Which is why we have to keep remembering that the choice to be generous is something that we always have within our power. Even when we’re poor, we can be generous with our time, generous with our forgiveness. The choice to be virtuous, to abstain from doing anything harmful, is also within our power. The choice to train the mind so that it keeps its processes of fabrication headed in the right direction is something that we can always do. We can always fabricate a comfortable breath. We can fabricate our inner conversation around the breath. We can fabricate the perceptions that we bring to the meditation.

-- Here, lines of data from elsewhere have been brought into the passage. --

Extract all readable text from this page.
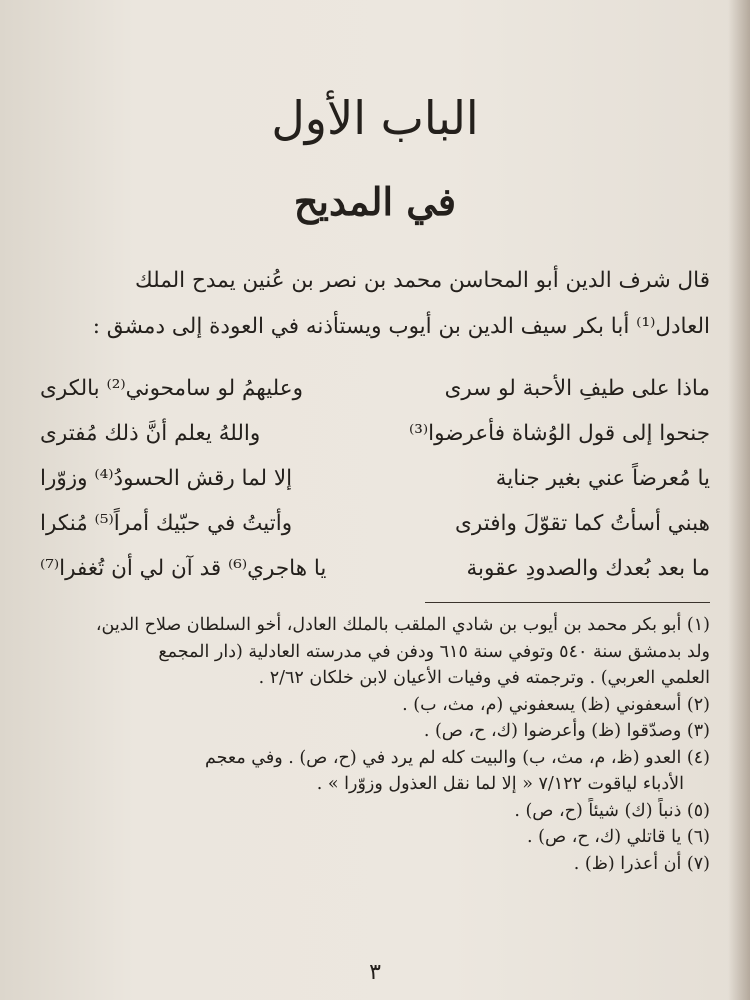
الباب الأول
في المديح
قال شرف الدين أبو المحاسن محمد بن نصر بن عُنين يمدح الملك
العادل⁽¹⁾ أبا بكر سيف الدين بن أيوب ويستأذنه في العودة إلى دمشق :
ماذا على طيفِ الأحبة لو سرى
وعليهمُ لو سامحوني⁽²⁾ بالكرى
جنحوا إلى قول الوُشاة فأعرضوا⁽³⁾
واللهُ يعلم أنَّ ذلك مُفترى
يا مُعرضاً عني بغير جناية
إلا لما رقش الحسودُ⁽⁴⁾ وزوّرا
هبني أسأتُ كما تقوّلَ وافترى
وأتيتُ في حبّيك أمراً⁽⁵⁾ مُنكرا
ما بعد بُعدك والصدودِ عقوبة
يا هاجري⁽⁶⁾ قد آن لي أن تُغفرا⁽⁷⁾
(١) أبو بكر محمد بن أيوب بن شادي الملقب بالملك العادل، أخو السلطان صلاح الدين،
ولد بدمشق سنة ٥٤٠ وتوفي سنة ٦١٥ ودفن في مدرسته العادلية (دار المجمع
العلمي العربي) . وترجمته في وفيات الأعيان لابن خلكان ٢/٦٢ .
(٢) أسعفوني (ظ) يسعفوني (م، مث، ب) .
(٣) وصدّقوا (ظ) وأعرضوا (ك، ح، ص) .
(٤) العدو (ظ، م، مث، ب) والبيت كله لم يرد في (ح، ص) . وفي معجم
الأدباء لياقوت ٧/١٢٢ « إلا لما نقل العذول وزوّرا » .
(٥) ذنباً (ك) شيئاً (ح، ص) .
(٦) يا قاتلي (ك، ح، ص) .
(٧) أن أعذرا (ظ) .
٣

When we learn these skills in the meditation, we can apply them to everything else. Whatever happens in life, we can see: How are we breathing? How are we talking to ourselves about this? What perceptions, what feelings are we focusing on? It’s through those fabrications that we maintain ourselves both in dignity now and in well-being on into the future.

So focus your energy, focus your attention on the areas where you do have power, where you do have control both in your relationships with other people—where you treat them with generosity and virtue—and in your relationship to your own mind. Remember that a sense of dignity will sustain you. You may not be able to eat it, it may not be able to protect you from the cold, but it does protect the mind’s own self-esteem. And no amount of food or clothing or shelter can protect a mind that has lost its dignity.

So remember where your most important possessions are and protect those. And it is within your power to protect them. You’ll come out fine, and you’ll be setting a good example for the rest of the world.